Prices rose 2.4% in January compared to a year earlier, U.S. Bureau of Labor Statistics data on Tuesday showed. The reading came in lower than economists had expected.

Inflation stands at its lowest level since May, but it remains a half-percentage point higher than the Fed’s target rate of 2%.

Affordability remains a concern for many Americans as the political calendar turns closer to election season.

The data arrived days after fresh hiring figures showed stronger-than-expected job growth in January, even though an updated estimate released at the same time indicated a near-paralysis of the labor market last year.

The murky hiring picture marked the latest in a recent series of mixed signals in economic data, which have left observers uncertain about the potential risk posed by elevated inflation alongside sluggish hiring.

Observers closely watched price movements for some household staples, which have faced sharp increases of late.

Coffee prices surged about 18% in January compared to a year earlier, while ground beef prices climbed more than 17% over that span, Bureau of Labor Statistics data showed.

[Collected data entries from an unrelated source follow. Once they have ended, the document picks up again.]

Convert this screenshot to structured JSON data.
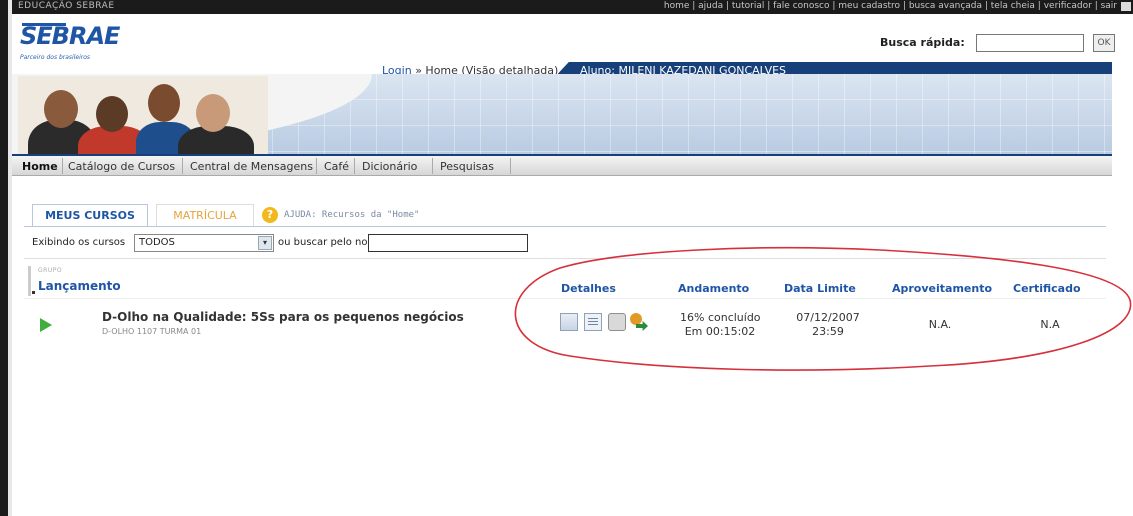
{
  "top": {
    "brand": "EDUCAÇÃO SEBRAE",
    "links": [
      "home",
      "ajuda",
      "tutorial",
      "fale conosco",
      "meu cadastro",
      "busca avançada",
      "tela cheia",
      "verificador",
      "sair"
    ]
  },
  "header": {
    "logo": "SEBRAE",
    "logo_tagline": "Parceiro dos brasileiros",
    "busca_label": "Busca rápida:",
    "busca_value": "",
    "ok_label": "OK",
    "breadcrumb_login": "Login",
    "breadcrumb_sep": "»",
    "breadcrumb_page": "Home (Visão detalhada)",
    "aluno": "Aluno: MILENI KAZEDANI GONÇALVES"
  },
  "nav": {
    "items": [
      "Home",
      "Catálogo de Cursos",
      "Central de Mensagens",
      "Café",
      "Dicionário",
      "Pesquisas"
    ]
  },
  "tabs": {
    "meus": "MEUS CURSOS",
    "matricula": "MATRÍCULA",
    "help_glyph": "?",
    "help": "AJUDA: Recursos da \"Home\""
  },
  "filter": {
    "label": "Exibindo os cursos",
    "selected": "TODOS",
    "arrow": "▾",
    "ou": "ou buscar pelo nome",
    "name_value": ""
  },
  "group": {
    "tag": "GRUPO",
    "title": "Lançamento"
  },
  "columns": {
    "detalhes": "Detalhes",
    "andamento": "Andamento",
    "data_limite": "Data Limite",
    "aproveitamento": "Aproveitamento",
    "certificado": "Certificado"
  },
  "course": {
    "title": "D-Olho na Qualidade: 5Ss para os pequenos negócios",
    "code": "D-OLHO 1107 TURMA 01",
    "progress_line1": "16% concluído",
    "progress_line2": "Em 00:15:02",
    "date_line1": "07/12/2007",
    "date_line2": "23:59",
    "aproveitamento": "N.A.",
    "certificado": "N.A"
  },
  "colors": {
    "brand_blue": "#1f55a5",
    "navy": "#17407a",
    "annotation_red": "#d6303a",
    "play_green": "#3fae3c",
    "matricula_orange": "#e9a23b"
  }
}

Grocery prices rose at a faster pace than prices overall, climbing 2.9% over the year ending in January, BLS data showed.

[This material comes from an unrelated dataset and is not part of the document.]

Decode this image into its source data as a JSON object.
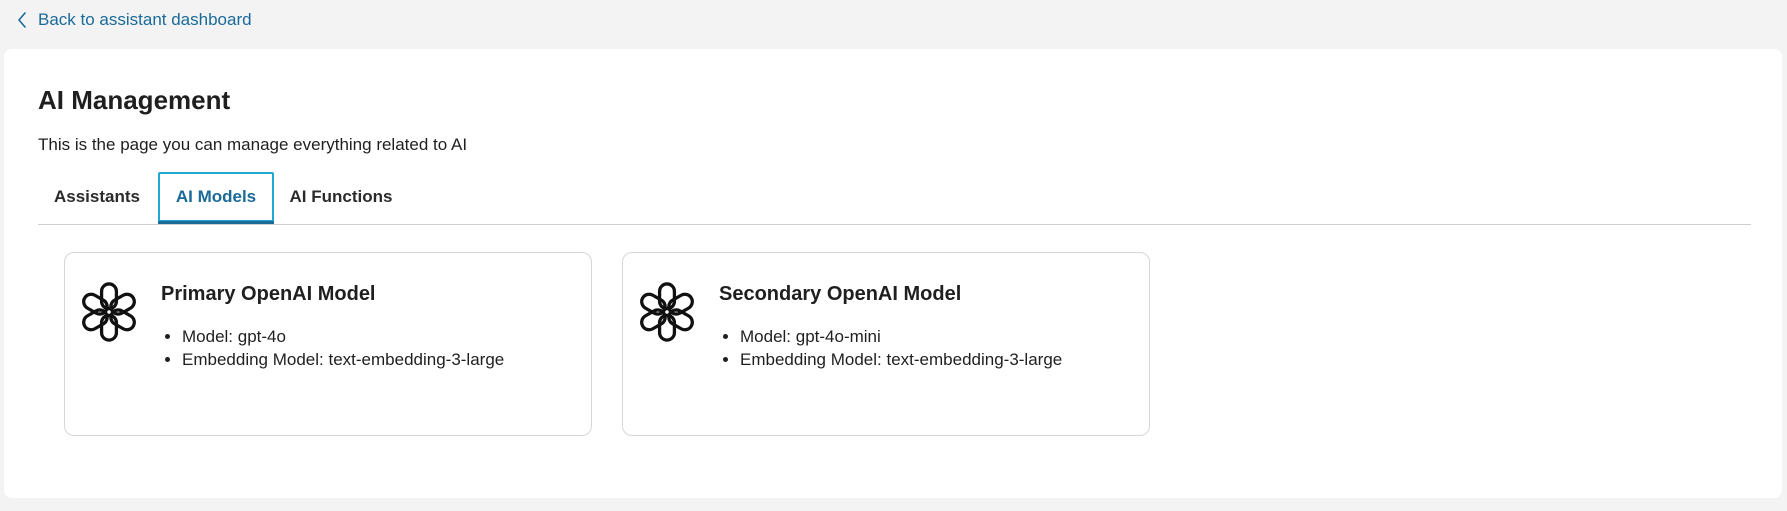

Over the past year, hiring has slowed dramatically while inflation has remained elevated, risking an economic double-whammy known as “stagflation.” Those conditions have put the Federal Reserve in a difficult position.

The central bank must balance a dual mandate to keep inflation under control and maximize employment. To address pressure on both of its goals, the Fed primarily holds a single tool: interest rates.

The strain on both sides of the Fed’s mandate presents a “challenging situation” for the central bank, Fed Chair Jerome Powell said in December.

The Fed held interest rates steady at its most recent meeting in January, ending a string of three consecutive quarter-point rate cuts.

The benchmark rate stands at a level between 3.5% and 3.75%. That figure marks a significant drop from a recent peak attained in 2023, but borrowing costs remain well above a 0% rate established at the outset of the COVID-19 pandemic.

Futures markets expect two quarter-point interest rate cuts this year, forecasting the first in June and a second in the fall, according to the CME FedWatch Tool, a measure of market sentiment.